Coal generation has been routed in the latest capacity market auction, with nearly 2.8GW dropping out before it cleared at a record low price of £6/kW.
Eggborough power station, the first unit at Fiddler’s Ferry and the fourth unit at Drax were all casualties in the year-ahead (T-1) auction for delivery in 2018/19. West Burton A was the only coal-fired unit to win a contract.
Following its failure to secure an agreement, Eggborough Power has confirmed it will close its coal plant once it has fulfilled its outstanding commitments.
In a statement, the company said it will “continue to meet its obligations under the current capacity market contract, which runs through to the end of September 2018, but without a contract for future years it will cease to be economically viable to continue operations at the station.”
Out of the almost 10.7GW of capacity to enter the auction, contracts were awarded to around 5.8GW. They overwhelmingly went to existing generation, although new build generation also secured agreements totalling 640MW.
Combined-cycle gas turbines (CCGTs) were the biggest winners (2.2GW) followed by open-cycle gas turbines (OCGTs) and reciprocating engines in second (1.7GW).
More than 740MW of OCGTs and reciprocating engines were unable to secure agreements. Known diesel-fired reciprocating engines won 24MW but lost out on 29MW. Barry (221MW) was the only CCGT to exit.

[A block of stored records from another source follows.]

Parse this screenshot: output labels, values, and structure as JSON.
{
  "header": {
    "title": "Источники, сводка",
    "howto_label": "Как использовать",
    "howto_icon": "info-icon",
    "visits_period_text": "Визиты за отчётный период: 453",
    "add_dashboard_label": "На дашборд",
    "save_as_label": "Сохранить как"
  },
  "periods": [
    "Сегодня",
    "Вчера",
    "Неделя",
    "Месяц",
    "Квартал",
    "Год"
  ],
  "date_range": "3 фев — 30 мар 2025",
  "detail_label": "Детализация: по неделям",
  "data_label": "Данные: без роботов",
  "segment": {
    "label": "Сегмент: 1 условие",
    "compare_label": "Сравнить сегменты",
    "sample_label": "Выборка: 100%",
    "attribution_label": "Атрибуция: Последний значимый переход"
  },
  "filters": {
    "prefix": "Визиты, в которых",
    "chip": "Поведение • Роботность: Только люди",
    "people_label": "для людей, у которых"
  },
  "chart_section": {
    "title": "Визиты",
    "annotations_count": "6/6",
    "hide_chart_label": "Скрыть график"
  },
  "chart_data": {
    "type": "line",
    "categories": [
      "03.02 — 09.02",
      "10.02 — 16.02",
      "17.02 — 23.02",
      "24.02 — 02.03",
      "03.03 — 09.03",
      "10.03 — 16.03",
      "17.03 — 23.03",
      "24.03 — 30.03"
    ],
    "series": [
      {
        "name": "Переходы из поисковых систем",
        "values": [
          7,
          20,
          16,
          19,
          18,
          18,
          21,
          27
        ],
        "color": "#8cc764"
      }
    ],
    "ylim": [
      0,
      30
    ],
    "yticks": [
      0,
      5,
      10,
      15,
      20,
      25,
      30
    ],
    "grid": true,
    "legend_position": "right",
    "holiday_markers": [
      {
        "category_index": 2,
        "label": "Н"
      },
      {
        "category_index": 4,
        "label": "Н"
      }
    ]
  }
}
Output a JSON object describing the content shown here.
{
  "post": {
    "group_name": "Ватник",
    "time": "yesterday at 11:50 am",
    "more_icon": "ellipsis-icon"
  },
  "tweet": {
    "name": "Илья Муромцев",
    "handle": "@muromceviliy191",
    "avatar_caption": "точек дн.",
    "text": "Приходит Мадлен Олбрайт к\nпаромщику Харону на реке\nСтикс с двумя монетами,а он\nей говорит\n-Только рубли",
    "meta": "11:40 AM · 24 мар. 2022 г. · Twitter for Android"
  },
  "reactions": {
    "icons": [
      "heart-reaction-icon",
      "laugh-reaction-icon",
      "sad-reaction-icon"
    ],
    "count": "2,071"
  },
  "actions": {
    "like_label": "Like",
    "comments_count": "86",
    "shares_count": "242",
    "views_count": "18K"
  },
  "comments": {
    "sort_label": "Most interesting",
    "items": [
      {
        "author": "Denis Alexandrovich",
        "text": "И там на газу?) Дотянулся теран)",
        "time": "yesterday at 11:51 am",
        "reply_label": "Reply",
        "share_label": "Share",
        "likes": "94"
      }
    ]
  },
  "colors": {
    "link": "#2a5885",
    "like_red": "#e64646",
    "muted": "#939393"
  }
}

Of the nearly 1.3GW of demand-side response which entered, just 443MW secured agreements. After BEIS slashed the de-rating factor for shorter range batteries ahead of the auction, storage won 89MW of contracts but missed out on 177MW.
Auctions winners by technology type
Auction losers by technology type
Source: National Grid
Responding to the results, Energy and Climate Intelligence Unit energy analyst Jonathan Marshall, said: “Already on the ropes, Eggborough missing out on a capacity market contract was the final straw for this once-great power station.
“It is yet another sign that old and polluting technology is losing out to demand side response and distributed capacity, at the same time as the capacity market clears at a record low price to ensure security of supply at low cost for homes and businesses. Coal-fired generation in the UK is in freefall, and more plant closures – as expected by the government – will see this continue.”
“The terminal decline of coal power is coming at the right time when ever-cheaper renewables are able to fill in the gap, and concerns about air pollution spread around the country,” he added.
James Court, head of policy and external affairs at the Renewable Energy Association, criticised the government for subsidising fossil fuels at a time when it is also blocking access to subsidies for renewable technologies such onshore wind and solar.
“The government has confirmed that there will be no new spending on renewable power beyond 2021 and there is a significant lack of clarity around the future of renewable heat and transport fuels,” he argued. “No long-term carbon price has been assigned, yet the government is happy to directly financially support gas and diesel projects.
“That funding can be better used to drive innovation in the wide range of storage technologies instead. The clean growth plan talked a good game but failed to walk the walk. We are in the bizarre situation where we are propping up fossil generation, but scaling back support for technologies that are cheaper, cleaner and will provide future proofed jobs.”